Reinforcement Learning fundamentals

Imagine that you want to learn to ride a bike and ask a friend for advice. They explain how the gears work, how to release the brake and a few other technical details. In the end, you ask the secret to keeping balanced. What kind of answer do you expect? In an imaginary supervised world, you should be able to perfectly quantify your actions and correct the errors by comparing the outcomes with precise reference values. In the real world, you have no idea about the quantities underlying your actions and, above all, you will never know what the right value is. Increasing the level of abstraction, the scenario we're considering can be described as: a generic agent performs actions inside an environment and receives feedback that is somehow proportional to the competence of its actions.
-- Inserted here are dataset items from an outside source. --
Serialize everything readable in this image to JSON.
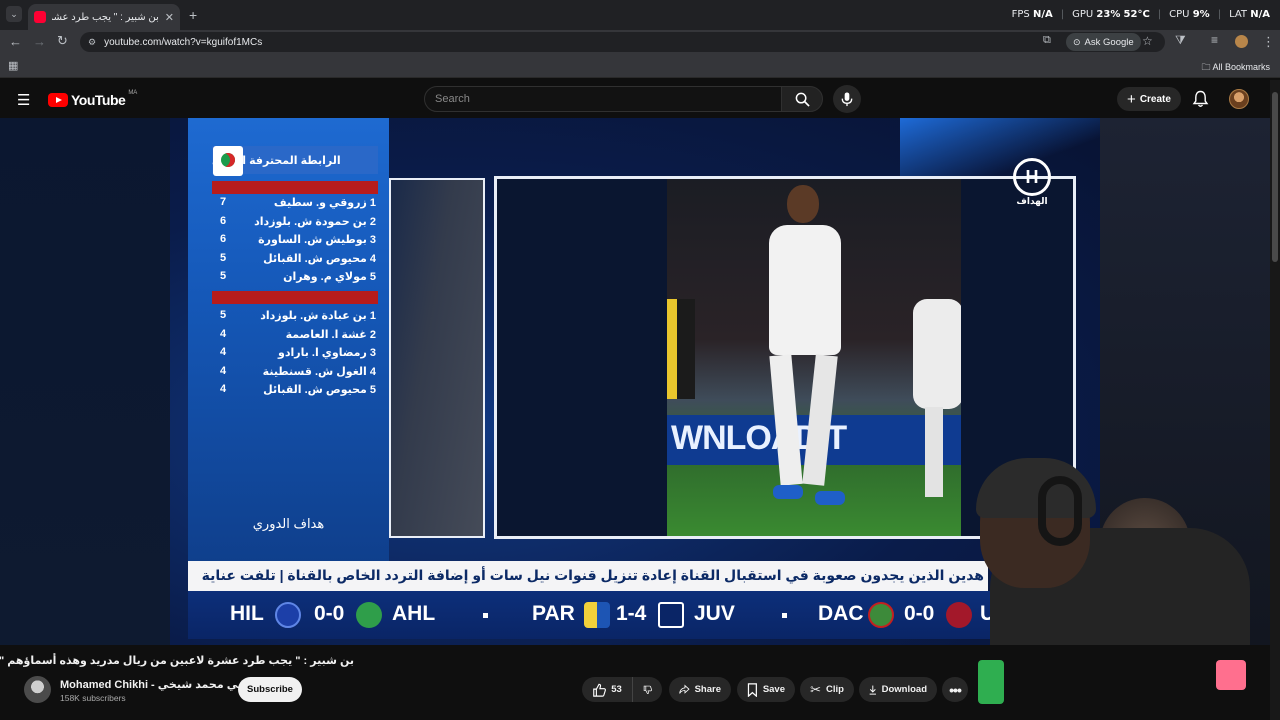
{
  "browser": {
    "tab_title": "بن شبير : \" يجب طرد عشرة لاعبين",
    "url": "youtube.com/watch?v=kguifof1MCs",
    "ask_google": "Ask Google",
    "all_bookmarks": "All Bookmarks",
    "hud": {
      "fps_label": "FPS",
      "fps": "N/A",
      "gpu_label": "GPU",
      "gpu_load": "23%",
      "gpu_temp": "52°C",
      "cpu_label": "CPU",
      "cpu_load": "9%",
      "lat_label": "LAT",
      "lat": "N/A"
    }
  },
  "youtube": {
    "logo": "YouTube",
    "country": "MA",
    "search_placeholder": "Search",
    "create_label": "Create"
  },
  "video": {
    "panel": {
      "header": "الرابطة المحترفة الأولى",
      "table1": [
        {
          "name": "1 زروقي  و. سطيف",
          "pts": "7"
        },
        {
          "name": "2 بن حمودة  ش. بلوزداد",
          "pts": "6"
        },
        {
          "name": "3 بوطيش  ش. الساورة",
          "pts": "6"
        },
        {
          "name": "4 محيوص  ش. القبائل",
          "pts": "5"
        },
        {
          "name": "5 مولاي  م. وهران",
          "pts": "5"
        }
      ],
      "table2": [
        {
          "name": "1 بن عبادة  ش. بلوزداد",
          "pts": "5"
        },
        {
          "name": "2 غشة  ا. العاصمة",
          "pts": "4"
        },
        {
          "name": "3 رمضاوي  ا. بارادو",
          "pts": "4"
        },
        {
          "name": "4 الغول  ش. قسنطينة",
          "pts": "4"
        },
        {
          "name": "5 محيوص  ش. القبائل",
          "pts": "4"
        }
      ],
      "footer": "هداف الدوري"
    },
    "photo_board": "WNLOAD T",
    "channel_logo_text": "الهداف",
    "ticker": "هدين الذين يجدون صعوبة في استقبال القناة إعادة تنزيل قنوات نيل سات أو إضافة التردد الخاص بالقناة | تلفت عناية",
    "scores": [
      {
        "home": "HIL",
        "score": "0-0",
        "away": "AHL"
      },
      {
        "home": "PAR",
        "score": "1-4",
        "away": "JUV"
      },
      {
        "home": "DAC",
        "score": "0-0",
        "away": "US"
      }
    ]
  },
  "meta": {
    "title": "بن شبير : \" يجب طرد عشرة لاعبين من ريال مدريد وهذه أسماؤهم \"",
    "channel": "Mohamed Chikhi - الإعلامي محمد شيخي",
    "subscribers": "158K subscribers",
    "subscribe": "Subscribe",
    "likes": "53",
    "share": "Share",
    "save": "Save",
    "clip": "Clip",
    "download": "Download"
  }
}
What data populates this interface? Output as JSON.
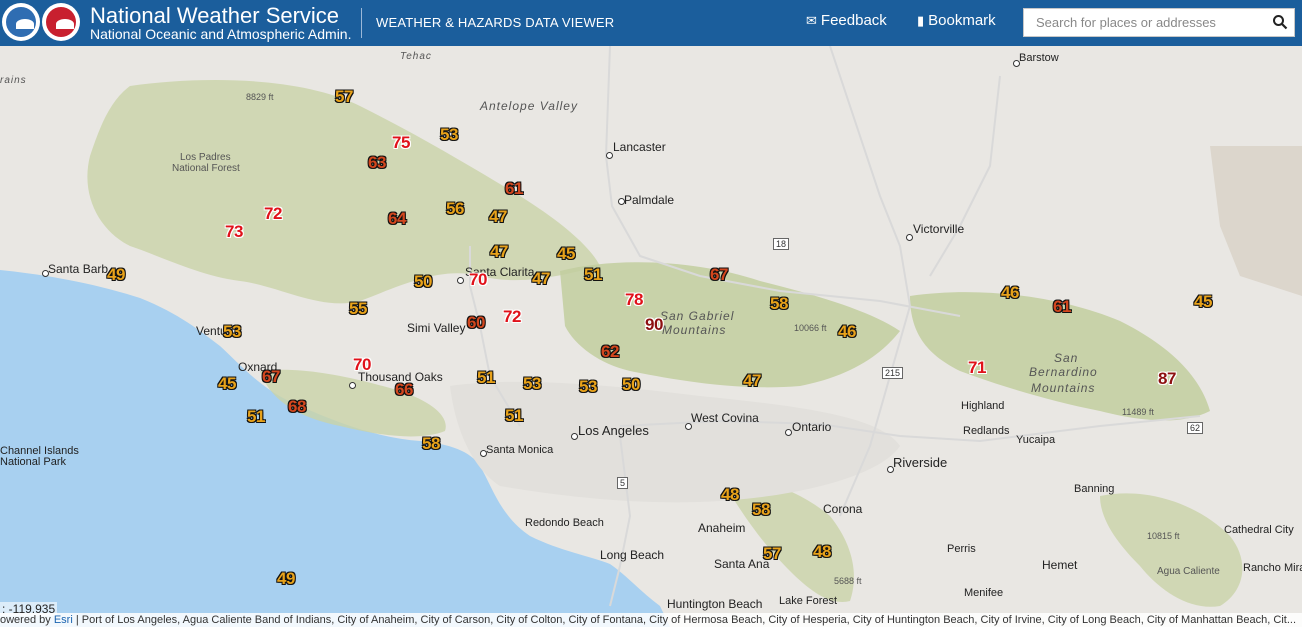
{
  "header": {
    "title": "National Weather Service",
    "subtitle": "National Oceanic and Atmospheric Admin.",
    "viewer": "WEATHER & HAZARDS DATA VIEWER",
    "feedback_label": "Feedback",
    "bookmark_label": "Bookmark",
    "search_placeholder": "Search for places or addresses",
    "brand_color": "#1b5e9c"
  },
  "map": {
    "places": [
      "Barstow",
      "Lancaster",
      "Palmdale",
      "Victorville",
      "Santa Barb",
      "Santa Clarita",
      "Simi Valley",
      "Ventu",
      "Oxnard",
      "Thousand Oaks",
      "Los Angeles",
      "West Covina",
      "Ontario",
      "Riverside",
      "Highland",
      "Redlands",
      "Yucaipa",
      "Santa Monica",
      "Banning",
      "Corona",
      "Anaheim",
      "Redondo Beach",
      "Long Beach",
      "Santa Ana",
      "Perris",
      "Hemet",
      "Huntington Beach",
      "Lake Forest",
      "Menifee",
      "Cathedral City",
      "Rancho Mirag",
      "Agua Caliente",
      "Channel Islands",
      "National Park"
    ],
    "regions": [
      "Antelope Valley",
      "San Gabriel",
      "Mountains",
      "San",
      "Bernardino",
      "Mountains",
      "Los Padres",
      "National Forest",
      "Tehac",
      "rains"
    ],
    "elevations": [
      "8829 ft",
      "10066 ft",
      "11489 ft",
      "10815 ft",
      "5688 ft"
    ],
    "shields": [
      "18",
      "215",
      "5",
      "62"
    ],
    "temperatures": [
      57,
      75,
      53,
      63,
      61,
      72,
      64,
      56,
      47,
      73,
      47,
      45,
      49,
      50,
      70,
      47,
      51,
      67,
      78,
      55,
      60,
      72,
      90,
      58,
      46,
      46,
      61,
      45,
      53,
      62,
      71,
      87,
      70,
      45,
      67,
      51,
      53,
      53,
      50,
      47,
      66,
      51,
      68,
      51,
      58,
      48,
      58,
      57,
      48,
      49
    ],
    "coord_readout": ": -119.935",
    "attribution_prefix": "owered by ",
    "attribution_esri": "Esri",
    "attribution_rest": " | Port of Los Angeles, Agua Caliente Band of Indians, City of Anaheim, City of Carson, City of Colton, City of Fontana, City of Hermosa Beach, City of Hesperia, City of Huntington Beach, City of Irvine, City of Long Beach, City of Manhattan Beach, Cit...",
    "colors": {
      "ocean": "#a8d0f0",
      "land": "#e9e7e3",
      "mountains": "#c9d3a8",
      "temp_orange": "#e8a21a",
      "temp_redorange": "#d3471e",
      "temp_red": "#e0111a",
      "temp_darkred": "#8d1010"
    }
  }
}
According to this feedback, the agent can correct its actions in order to reach a specific goal. This basic schema is represented in the following diagram:

Basic RL schema

Returning to our initial example, when you ride a bike for the first time and try to keep your balance, you will notice that the wrong movement causes an increase in the slope, which in turn increases the horizontal component of the gravity force, pushing the bike laterally. As the vertical component is compensated, the result is a rotation that ends when the bike falls down completely. However, as you can use your legs to control the balance, when the bike starts falling, thanks to Newton's third law, the force on the leg increases and your brain understands that it's necessary to make a movement in the opposite direction. Even if this problem can be easily expressed in terms of physical laws, nobody learns to ride a bike by computing forces and momentums. This is one of the main concepts of RL: an agent must always make its choices considering a piece of information, usually defined as a reward, that represents the response, provided by the environment. If the action is correct, the reward will be positive, otherwise, it will be negative. After receiving a reward, an agent can fine-tune the strategy, called policy, in order to maximize the expected future reward. For example, after a few rides, you will be able to slightly move your body so as to keep the balance while turning, but probably, in the beginning, you needed to extend your leg to avoid falling down. Hence, your initial policy suggested a wrong action, which received repeated negative rewards and so your brain corrected it by increasing the probability of choosing another action. The implicit hypothesis that underlies this approach is that an agent is always rational, meaning that its goal is to maximize the expected return of its actions (nobody would like to fall down just to feel a different emotion).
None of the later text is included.